Being harsh and biting to one another was just how we related; it was our currency of communication. Weaknesses and flaws received the laser-focused attention of the group; scabs were ripped off emotional wounds, bringing them oozing to the surface.
Such a relationship dynamic toughened us, but it also brought out the cruel and predatory parts of our natures. It was a tough existence at times, and you had to be tough to survive it, so you became tough, emotionally tough. You became the über-male, burying deep your restraint, sensitivity, and other feminine qualities.
That mindset isn't exclusive to fraternities by any stretch of the imagination. It flourishes in sports teams, police units, street gangs, the military, Promise Keepers, and other insular groups that place great value on maleness, even many circles of friends.
Just go to a bar frequented by college students on any given weekend, and you'll find young men transformed into aggressive, rude, and downright dangerous creatures by excessive alcohol consumption.
But downtown there are bouncers and cops to place limits on behavior. At frat parties there is only social pressure, and that pressure often pushes the wrong way as partiers seek to cut loose and get crazy and encourage others to do the same.
The same thing can happen at all kinds of college parties, especially those dominated by young male partiers. And there is certainly an argument to be made for concentrating such people into fraternity houses, which are licensed, generally have a mostly sober president or other leader in charge, and have a relationship with their neighbors and police.
Indeed, most San Luis Obispo Police Department officers will tell you they would rather respond to a loud party complaint at a fraternity than some random house where they don't know what to expect.
Yet fraternities are an institution that serves to distill the worst aspects of young males, and to concentrate that distillation in one place, where weekend after weekend the ante gets increased and possibilities for problems get expanded, all of it cloaked in silence.

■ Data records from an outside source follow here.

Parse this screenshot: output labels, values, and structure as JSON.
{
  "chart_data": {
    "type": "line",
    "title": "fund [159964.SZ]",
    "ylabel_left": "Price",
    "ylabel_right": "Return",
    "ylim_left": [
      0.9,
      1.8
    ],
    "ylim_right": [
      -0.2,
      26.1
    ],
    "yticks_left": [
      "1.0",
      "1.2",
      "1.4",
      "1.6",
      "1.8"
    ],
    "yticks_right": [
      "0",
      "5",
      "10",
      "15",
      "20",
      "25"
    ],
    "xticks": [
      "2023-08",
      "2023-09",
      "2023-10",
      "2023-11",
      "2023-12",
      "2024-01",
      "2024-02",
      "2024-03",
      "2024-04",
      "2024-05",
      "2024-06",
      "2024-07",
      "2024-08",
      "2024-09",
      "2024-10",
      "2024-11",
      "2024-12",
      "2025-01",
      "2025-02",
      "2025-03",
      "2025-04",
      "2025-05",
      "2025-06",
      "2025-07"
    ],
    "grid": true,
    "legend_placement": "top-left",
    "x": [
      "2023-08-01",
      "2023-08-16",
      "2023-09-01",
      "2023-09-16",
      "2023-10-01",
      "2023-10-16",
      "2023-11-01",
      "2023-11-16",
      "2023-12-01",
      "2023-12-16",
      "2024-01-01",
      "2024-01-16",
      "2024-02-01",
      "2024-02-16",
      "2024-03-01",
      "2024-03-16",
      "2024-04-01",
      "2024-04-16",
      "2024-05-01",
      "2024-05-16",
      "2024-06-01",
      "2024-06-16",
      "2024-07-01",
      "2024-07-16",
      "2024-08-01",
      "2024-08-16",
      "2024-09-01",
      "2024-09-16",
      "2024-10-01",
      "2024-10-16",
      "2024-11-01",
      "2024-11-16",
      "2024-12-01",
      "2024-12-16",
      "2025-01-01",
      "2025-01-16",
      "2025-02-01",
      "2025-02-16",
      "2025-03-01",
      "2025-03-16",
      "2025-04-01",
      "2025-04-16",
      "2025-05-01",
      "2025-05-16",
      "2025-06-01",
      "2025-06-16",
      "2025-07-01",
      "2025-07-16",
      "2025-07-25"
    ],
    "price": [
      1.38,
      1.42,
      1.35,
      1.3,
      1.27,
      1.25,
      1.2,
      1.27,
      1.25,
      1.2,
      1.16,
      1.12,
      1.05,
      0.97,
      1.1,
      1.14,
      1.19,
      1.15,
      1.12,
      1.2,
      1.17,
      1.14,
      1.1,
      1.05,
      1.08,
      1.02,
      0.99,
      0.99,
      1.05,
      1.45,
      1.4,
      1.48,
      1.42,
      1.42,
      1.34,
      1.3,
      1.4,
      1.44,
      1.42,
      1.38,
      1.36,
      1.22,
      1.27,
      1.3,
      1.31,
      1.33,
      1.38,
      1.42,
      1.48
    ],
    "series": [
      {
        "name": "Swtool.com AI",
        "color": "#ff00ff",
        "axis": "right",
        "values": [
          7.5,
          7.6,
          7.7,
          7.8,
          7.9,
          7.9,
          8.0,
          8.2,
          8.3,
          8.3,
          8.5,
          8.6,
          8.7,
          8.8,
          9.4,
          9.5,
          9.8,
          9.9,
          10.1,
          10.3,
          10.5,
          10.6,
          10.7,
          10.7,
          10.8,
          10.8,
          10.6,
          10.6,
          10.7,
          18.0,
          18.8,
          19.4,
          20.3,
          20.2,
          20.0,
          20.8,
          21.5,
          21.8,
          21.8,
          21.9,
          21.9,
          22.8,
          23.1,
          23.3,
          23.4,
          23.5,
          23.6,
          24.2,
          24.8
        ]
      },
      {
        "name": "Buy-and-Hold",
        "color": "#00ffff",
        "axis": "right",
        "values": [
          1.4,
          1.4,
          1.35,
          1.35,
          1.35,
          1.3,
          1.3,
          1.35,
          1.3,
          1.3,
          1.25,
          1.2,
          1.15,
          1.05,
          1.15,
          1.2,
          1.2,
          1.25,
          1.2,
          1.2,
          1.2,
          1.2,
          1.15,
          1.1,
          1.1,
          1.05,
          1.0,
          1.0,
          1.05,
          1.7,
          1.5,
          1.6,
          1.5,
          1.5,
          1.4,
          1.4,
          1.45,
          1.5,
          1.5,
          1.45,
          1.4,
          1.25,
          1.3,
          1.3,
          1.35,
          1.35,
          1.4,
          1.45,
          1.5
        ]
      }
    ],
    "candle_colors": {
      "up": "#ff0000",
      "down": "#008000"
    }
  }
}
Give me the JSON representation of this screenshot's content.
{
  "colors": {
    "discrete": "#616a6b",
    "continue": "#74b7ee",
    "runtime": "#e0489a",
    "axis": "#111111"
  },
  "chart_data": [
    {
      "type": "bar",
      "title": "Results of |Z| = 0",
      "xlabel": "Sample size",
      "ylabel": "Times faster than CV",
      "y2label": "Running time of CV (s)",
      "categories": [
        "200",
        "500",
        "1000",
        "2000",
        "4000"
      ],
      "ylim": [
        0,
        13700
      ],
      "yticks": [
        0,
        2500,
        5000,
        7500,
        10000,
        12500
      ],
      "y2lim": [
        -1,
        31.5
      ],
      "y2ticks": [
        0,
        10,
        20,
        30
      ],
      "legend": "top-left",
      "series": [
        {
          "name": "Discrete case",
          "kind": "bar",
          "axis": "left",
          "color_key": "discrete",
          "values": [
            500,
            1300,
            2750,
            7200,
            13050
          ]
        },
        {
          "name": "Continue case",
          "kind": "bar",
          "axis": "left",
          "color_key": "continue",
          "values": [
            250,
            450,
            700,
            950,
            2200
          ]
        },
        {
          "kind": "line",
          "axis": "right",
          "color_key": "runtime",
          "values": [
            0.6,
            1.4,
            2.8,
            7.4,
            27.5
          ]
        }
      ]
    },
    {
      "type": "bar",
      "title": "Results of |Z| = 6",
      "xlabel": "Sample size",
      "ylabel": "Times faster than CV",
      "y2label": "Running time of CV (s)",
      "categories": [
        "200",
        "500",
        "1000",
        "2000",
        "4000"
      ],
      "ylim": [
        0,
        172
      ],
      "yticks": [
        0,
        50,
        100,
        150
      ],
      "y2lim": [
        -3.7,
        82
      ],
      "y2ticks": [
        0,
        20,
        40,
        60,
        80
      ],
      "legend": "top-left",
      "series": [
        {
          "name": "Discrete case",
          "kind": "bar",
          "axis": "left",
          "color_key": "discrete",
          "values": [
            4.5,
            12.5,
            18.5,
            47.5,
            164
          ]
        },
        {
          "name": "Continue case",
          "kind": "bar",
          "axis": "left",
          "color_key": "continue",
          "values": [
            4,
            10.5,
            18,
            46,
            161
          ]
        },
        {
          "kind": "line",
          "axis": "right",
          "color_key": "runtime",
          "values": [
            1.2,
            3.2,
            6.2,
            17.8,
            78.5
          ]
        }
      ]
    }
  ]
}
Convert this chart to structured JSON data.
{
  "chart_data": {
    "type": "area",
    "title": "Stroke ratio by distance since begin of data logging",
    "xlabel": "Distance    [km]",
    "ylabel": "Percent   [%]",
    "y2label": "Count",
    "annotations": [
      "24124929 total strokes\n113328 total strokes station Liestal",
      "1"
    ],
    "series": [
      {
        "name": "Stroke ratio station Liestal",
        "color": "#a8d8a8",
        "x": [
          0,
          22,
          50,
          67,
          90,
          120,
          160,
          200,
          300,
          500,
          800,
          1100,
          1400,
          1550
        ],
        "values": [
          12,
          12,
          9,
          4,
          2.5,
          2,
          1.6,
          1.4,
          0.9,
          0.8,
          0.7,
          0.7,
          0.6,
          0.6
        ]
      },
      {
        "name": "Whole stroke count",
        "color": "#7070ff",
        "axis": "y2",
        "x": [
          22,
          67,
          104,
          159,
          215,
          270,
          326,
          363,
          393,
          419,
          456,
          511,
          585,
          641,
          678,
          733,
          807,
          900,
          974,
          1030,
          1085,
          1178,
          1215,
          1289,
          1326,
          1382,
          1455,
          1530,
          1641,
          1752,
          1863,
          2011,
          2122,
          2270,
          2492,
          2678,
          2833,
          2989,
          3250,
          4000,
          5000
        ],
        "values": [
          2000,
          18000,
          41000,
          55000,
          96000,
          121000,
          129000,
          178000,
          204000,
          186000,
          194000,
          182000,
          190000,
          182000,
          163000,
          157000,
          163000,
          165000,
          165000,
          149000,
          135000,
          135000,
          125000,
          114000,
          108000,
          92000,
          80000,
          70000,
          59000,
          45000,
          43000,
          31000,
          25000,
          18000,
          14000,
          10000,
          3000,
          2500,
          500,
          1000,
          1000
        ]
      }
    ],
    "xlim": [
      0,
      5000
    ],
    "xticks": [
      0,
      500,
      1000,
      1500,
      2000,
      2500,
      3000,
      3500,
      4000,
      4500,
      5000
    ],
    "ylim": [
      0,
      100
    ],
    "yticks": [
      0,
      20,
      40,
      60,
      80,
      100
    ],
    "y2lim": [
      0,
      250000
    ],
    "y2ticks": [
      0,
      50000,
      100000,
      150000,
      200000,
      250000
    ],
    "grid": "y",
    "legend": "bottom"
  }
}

The boards on fraternity windows aren't always physical boards. Sometimes they are just the insulation fraternities create for themselves, the blinders that prevent young men from connecting with the world in a harmonious way and prevent outsiders from truly seeing what happens inside fraternities.
Perhaps it's always been that way, since the days of "Animal House" and before, days from which even the oldest DT alumnus can tell repulsive stories. Or maybe it's gotten worse in recent years, since the idea of behaving like a "gentleman" has come to seem like a quaint, old-fashioned concept.
Whenever it started, now is as good a time as any to end it, to rip the boards off the windows and expose fraternities to the light of a new day.
If our species is to evolve, if we can ever hope to create a better, less brutal world, we need to stopping cultivating the worst aspects of our nature. Maybe fraternities are a good place to start that process. Æ
Steven T. Jones pledged Delta Tau in the fall of 1986 at the age of 18. He has been a staff writer for New Times since 1995.